In “Mamasinta” (nome del mitico progenitore di tutti i Masai) Giuseppe Lenzone, illustratore e fumettista bolognese, realizza una preziosa narrazione in forma di archetipo rituale: una “danza misteriosa” che si apre al sogno di un’ignota speranza.

“Radici” di Andrea Cammareri, siciliano trapiantato a Bologna, ricorre invece a stilemi di un simbolismo naïf, di acceso cromatismo folclorico, con accenni poetici e visionari, di una forza struggente.

Più incisivo e tormentato il piano espressivo di Majid Bita, artista di origine iraniana, che lambisce il surrealismo in certe soluzioni oniriche e tormentate.

Bbraio, artista meranese, dà vita a un racconto di atmosfere più sfumate e inquietanti, in cui predominano i grigi e un senso gelido di solitudine.

Più classiche e misurate, ma ricche di suggestioni controverse, talora brutali, sono la grafia e il tono di “Juju” di Chiara Abbastanotti, insegnante presso la Scuola internazionale di Comics di Brescia.

Più riconducibile ai moduli più consueti del fumetto è “Paura dal mare” di Letizia Depedri, trentina, che tuttavia si avvale efficacemente di forme fantastiche e immaginifiche.

“Ok” di Helpi deborda sul fronte satirico-caricaturale, con esiti apparentemente comici che però assumono subito una valenza drammatica e quasi orrifica, sempre con un forte ricorso a una chiave allegorica.

Limpido, rarefatto, lucido è il racconto della milanese Erica Andreula (“Ciò che resta”), con forme e ritmi tipici del comic che esprimono bene l’afasia e la disillusione del protagonista.

“La lunga notte” di Gabriele Melegari, pittore e fumettista nato a Carpi, sfrutta l’impatto dei neri e di tonalità notturne per esprimere l’angoscia e l’incubo di un viaggio e di una speranza impossibili, di lunare solitudine.

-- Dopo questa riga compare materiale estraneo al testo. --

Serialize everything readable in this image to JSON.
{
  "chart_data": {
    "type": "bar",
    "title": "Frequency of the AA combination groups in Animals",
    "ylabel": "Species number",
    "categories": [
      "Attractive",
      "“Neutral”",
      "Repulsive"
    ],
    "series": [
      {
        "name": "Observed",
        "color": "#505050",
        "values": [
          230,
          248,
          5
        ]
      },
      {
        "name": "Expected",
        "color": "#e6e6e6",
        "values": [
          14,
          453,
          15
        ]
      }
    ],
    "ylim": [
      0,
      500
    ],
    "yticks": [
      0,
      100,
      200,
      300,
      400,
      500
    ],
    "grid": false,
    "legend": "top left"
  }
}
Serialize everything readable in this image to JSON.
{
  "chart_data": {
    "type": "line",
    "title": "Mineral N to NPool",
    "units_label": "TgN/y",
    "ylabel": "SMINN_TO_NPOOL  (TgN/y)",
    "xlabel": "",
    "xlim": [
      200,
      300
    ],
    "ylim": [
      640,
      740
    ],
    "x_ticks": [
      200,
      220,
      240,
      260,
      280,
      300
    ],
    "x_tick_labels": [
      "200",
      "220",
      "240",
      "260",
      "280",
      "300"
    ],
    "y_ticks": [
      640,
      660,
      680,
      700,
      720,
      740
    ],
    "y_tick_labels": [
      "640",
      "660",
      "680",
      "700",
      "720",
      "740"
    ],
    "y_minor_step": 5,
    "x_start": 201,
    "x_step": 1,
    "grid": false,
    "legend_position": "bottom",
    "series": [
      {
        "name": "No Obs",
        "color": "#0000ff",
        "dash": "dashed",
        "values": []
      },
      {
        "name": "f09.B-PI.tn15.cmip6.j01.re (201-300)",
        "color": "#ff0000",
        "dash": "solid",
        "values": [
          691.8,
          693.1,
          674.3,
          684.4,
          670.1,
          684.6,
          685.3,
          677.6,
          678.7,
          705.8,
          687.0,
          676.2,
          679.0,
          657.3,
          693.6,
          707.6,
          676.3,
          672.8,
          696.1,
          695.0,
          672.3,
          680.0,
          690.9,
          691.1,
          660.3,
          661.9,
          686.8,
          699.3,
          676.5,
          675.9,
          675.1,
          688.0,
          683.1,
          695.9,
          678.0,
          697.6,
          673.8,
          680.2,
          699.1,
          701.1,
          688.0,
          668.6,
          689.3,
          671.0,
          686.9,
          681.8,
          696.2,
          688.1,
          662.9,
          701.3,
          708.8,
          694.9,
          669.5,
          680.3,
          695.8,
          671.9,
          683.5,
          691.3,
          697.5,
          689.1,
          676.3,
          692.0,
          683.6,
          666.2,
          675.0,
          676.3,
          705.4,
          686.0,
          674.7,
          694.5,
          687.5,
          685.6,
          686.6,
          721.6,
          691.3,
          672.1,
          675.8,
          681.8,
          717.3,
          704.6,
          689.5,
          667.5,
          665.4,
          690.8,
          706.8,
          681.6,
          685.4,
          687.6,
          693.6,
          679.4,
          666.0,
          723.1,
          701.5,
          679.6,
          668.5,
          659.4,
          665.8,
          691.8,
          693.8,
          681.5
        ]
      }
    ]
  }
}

Infine, un segno raffinato, di iperrealistico impianto, ma pur sempre integrato da elementi simbolici, è quello di Chiara Cesalli (“Back way”). Un fil-rouge unisce le vite tra loro, e queste alla morte. È il filo, tenace ma facile a rompersi, del racconto e della speranza.

Sono dieci autori e dieci storie che risolutamente danno “voce ai senza voce, agli invisibili”, scrive Massimo Vita nell’introduzione, provando a fare da ponte culturale, da trait d’union interetnico, in questo drammatico percorso in cui troppo spesso si verifica il naufragio delle speranze dei migranti e delle illusioni liberal-democratiche dell’Occidente.